In non-hematologic disease categories, RDW was significantly elevated in patients with chronic inflammatory states, heart failure, and liver/kidney dysfunction. The observed positive correlation between RDW and CRP (an inflammatory marker) supports the link between systemic inflammation and erythrocyte size variability. In heart failure, elevated RDW has been linked in other studies to adverse outcomes, possibly reflecting neurohumoral activation, nutritional deficiencies (iron, folate), and inflammation[8-9].

 

Chronic liver disease patients often display elevated RDW due to altered erythropoiesis, hypersplenism, and nutritional derangements. Similarly, chronic kidney disease is characterized by anemia of chronic disease with ineffective erythropoiesis, resulting in elevated RDW[10].

 

Prognostic Implications

The association between elevated RDW and longer hospital stays underscores its potential as a marker of disease severity. Notably, elevated RDW correlated with in-hospital mortality, a finding previously reported in acute myocardial infarction, sepsis, and heart failure literature. These results position RDW as a useful prognostic marker, especially since it is inexpensive and already part of routine testing[11-12].

 

Mechanisms Linking RDW to Disease Outcomes

The exact mechanisms linking elevated RDW with poor outcomes remain under investigation.
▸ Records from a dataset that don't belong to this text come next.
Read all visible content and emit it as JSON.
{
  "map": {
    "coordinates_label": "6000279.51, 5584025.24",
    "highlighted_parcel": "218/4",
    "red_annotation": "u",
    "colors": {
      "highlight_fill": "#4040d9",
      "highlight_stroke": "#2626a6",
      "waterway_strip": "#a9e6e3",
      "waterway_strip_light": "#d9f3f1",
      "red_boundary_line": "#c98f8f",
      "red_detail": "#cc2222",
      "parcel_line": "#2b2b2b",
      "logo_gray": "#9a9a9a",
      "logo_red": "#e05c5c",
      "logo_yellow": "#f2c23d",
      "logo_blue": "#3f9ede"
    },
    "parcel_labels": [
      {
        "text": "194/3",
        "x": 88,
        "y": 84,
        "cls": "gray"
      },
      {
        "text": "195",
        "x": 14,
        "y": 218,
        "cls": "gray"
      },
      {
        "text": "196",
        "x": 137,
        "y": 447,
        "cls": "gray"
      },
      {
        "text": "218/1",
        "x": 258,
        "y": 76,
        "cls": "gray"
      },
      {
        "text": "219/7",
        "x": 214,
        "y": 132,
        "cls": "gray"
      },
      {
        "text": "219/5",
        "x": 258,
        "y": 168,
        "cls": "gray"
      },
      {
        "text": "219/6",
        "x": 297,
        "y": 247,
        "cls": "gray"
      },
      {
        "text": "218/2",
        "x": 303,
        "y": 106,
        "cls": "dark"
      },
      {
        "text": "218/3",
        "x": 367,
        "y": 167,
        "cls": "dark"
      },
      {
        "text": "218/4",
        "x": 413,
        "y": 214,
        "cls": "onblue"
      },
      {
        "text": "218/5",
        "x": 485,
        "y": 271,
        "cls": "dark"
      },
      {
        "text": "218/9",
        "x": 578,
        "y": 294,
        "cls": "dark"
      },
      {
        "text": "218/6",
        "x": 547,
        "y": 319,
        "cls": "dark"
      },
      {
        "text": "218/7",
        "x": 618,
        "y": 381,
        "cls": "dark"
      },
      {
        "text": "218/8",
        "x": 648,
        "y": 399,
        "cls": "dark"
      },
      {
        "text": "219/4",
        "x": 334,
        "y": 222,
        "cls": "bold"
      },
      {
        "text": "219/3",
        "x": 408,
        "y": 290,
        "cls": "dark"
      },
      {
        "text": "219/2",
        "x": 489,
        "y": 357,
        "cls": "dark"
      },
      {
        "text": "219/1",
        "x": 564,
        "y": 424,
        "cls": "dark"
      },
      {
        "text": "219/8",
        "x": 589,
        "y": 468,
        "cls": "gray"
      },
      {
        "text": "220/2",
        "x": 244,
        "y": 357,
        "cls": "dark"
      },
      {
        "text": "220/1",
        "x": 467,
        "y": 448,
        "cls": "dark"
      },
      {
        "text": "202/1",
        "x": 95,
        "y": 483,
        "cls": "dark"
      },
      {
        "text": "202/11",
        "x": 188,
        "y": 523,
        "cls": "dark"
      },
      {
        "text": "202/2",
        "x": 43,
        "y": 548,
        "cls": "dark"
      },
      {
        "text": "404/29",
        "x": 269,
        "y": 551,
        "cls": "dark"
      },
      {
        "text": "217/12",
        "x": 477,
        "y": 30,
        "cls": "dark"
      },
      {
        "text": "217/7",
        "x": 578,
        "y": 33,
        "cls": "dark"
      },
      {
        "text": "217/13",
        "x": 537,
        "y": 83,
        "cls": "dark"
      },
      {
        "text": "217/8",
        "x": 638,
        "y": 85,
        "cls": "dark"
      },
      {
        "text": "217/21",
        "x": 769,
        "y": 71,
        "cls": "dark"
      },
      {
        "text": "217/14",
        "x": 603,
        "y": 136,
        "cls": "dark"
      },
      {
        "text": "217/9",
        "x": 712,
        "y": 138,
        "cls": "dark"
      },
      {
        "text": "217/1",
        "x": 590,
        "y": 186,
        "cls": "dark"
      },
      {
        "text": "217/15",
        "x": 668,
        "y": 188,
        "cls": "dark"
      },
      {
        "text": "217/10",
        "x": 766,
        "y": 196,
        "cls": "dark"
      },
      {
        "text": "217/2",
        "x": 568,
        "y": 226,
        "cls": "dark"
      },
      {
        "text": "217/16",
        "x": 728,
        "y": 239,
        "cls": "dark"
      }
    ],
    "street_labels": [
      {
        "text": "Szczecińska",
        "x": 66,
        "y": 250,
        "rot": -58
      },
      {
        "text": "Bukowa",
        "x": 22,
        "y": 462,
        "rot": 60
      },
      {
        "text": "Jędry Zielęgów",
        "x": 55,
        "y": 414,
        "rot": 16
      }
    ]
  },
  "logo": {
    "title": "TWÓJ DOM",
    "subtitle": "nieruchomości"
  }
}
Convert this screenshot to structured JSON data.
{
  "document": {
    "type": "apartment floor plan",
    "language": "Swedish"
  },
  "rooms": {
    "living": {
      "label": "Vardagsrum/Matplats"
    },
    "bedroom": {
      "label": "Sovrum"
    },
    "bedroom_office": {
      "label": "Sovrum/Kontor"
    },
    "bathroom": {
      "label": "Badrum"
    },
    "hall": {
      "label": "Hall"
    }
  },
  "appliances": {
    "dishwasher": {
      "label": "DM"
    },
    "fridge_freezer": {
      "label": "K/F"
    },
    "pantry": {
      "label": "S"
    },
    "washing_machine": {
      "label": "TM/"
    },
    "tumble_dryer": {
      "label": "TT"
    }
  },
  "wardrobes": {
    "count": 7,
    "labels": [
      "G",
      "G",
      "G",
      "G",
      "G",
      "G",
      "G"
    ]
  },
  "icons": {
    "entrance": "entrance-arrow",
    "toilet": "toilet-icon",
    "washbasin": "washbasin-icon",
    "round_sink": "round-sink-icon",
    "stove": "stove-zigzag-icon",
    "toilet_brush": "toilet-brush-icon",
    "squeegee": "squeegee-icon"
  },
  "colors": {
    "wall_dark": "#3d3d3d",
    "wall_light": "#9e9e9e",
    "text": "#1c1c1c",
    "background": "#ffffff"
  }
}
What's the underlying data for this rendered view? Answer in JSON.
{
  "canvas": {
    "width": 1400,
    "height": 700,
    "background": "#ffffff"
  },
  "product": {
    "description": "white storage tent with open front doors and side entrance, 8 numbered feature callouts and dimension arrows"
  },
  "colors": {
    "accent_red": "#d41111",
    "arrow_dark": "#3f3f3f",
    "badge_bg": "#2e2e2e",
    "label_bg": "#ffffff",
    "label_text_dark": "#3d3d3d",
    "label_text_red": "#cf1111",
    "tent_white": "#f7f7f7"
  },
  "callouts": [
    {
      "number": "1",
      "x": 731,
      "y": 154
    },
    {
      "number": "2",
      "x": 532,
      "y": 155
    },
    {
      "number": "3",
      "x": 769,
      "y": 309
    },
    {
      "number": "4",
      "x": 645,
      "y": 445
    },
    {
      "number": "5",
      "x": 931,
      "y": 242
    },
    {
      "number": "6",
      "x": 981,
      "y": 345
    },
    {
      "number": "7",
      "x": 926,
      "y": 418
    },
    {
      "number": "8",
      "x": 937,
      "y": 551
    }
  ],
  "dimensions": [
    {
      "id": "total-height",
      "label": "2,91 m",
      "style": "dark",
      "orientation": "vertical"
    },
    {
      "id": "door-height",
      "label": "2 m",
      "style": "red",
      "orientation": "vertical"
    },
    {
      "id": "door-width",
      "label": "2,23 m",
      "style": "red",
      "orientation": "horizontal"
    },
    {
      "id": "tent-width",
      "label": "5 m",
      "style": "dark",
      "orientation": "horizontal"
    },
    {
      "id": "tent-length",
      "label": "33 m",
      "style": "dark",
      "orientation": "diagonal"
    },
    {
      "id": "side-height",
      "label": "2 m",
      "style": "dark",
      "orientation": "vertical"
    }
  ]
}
Proposed mechanisms include:

  • Inflammation: Cytokine-mediated impairment of erythropoiesis increases anisocytosis.
  • Oxidative stress: Damages RBC membranes, shortening lifespan and increasing size variability.
  • Nutrient deficiencies: Iron, B12, folate deficits disturb normal erythropoiesis.

 

Bone marrow dysfunction: From chronic disease, malignancy, or aging

Limitation

This study is limited by its single-center design and modest sample size. Being cross-sectional, causal relationships cannot be established. RDW cut-offs were based on laboratory reference ranges and may differ across populations. Longitudinal studies with larger cohorts are needed to validate prognostic thresholds.

Conclusion

RDW is a readily available marker with significant diagnostic and prognostic value in both hematologic and non-hematologic diseases. Elevated RDW correlates with disease severity, systemic inflammation, prolonged hospitalization, and mortality, underscoring its potential utility in routine clinical practice. Integration of RDW into diagnostic algorithms and risk stratification models may enhance patient care without additional cost.